Just when Labour thought it had corked the bottle of internal dissent with a by-election campaign, the bubbles of anxiety about Sir Keir Starmer have fizzed right back up. The prime minister's Defence Investment Plan (DIP) was meant to showcase direction and delivery - instead, it's become the latest exhibit in the case against his ability to get things done.

Defence Secretary John Healey resigned on Thursday, declaring that the proposed military spending "falls well short" of what's needed. His replacement, Dan Jarvis - a veteran of Northern Ireland, Kosovo, Iraq, and Afghanistan - now has the unenviable task of explaining this embarrassment to NATO defence ministers next week. Adding to the chaos, armed forces minister Al Carns did television interviews while still a minister, saying "my job is to steady the ship," only to jump off the ship and resign an hour later. Carns had earlier told this reporter that if a leadership contest starts, "I'm not scared of gunfire."

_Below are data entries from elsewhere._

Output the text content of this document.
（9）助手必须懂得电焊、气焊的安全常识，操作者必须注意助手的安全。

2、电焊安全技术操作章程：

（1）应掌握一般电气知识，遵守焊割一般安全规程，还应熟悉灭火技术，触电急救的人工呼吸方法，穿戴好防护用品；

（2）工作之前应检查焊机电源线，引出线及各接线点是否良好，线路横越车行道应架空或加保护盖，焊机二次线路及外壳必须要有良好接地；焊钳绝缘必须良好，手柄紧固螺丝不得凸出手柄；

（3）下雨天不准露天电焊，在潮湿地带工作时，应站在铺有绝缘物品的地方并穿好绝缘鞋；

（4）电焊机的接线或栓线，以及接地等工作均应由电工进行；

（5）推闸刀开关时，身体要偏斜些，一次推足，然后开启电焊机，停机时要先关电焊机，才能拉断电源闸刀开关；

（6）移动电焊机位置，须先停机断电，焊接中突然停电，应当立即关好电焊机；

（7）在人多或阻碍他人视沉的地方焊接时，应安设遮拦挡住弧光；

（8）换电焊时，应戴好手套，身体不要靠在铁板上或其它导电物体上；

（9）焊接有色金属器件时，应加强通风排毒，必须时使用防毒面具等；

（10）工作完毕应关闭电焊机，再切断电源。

Surveying this mess are potential leadership challengers Andy Burnham, Wes Streeting, and Carns himself. Downing Street and the Treasury, bruised and winded, maintain they were doggedly trying to find a defence deal they could sell to the armed forces, the government, and the country. They failed on the first, struggled on the second, and haven't even gotten to the third. Starmer's allies insist he's wrestling with fiendish trade-offs: a sluggish economy, high taxes, growing benefits bills, and a dangerous world demanding huge defence spending. Other departments had already been told to expect cuts to fund the military. The Conservatives say welfare must be slashed. Starmer now must pick himself up yet again and make the case for his flailing premiership - a task that seems to get harder by the hour.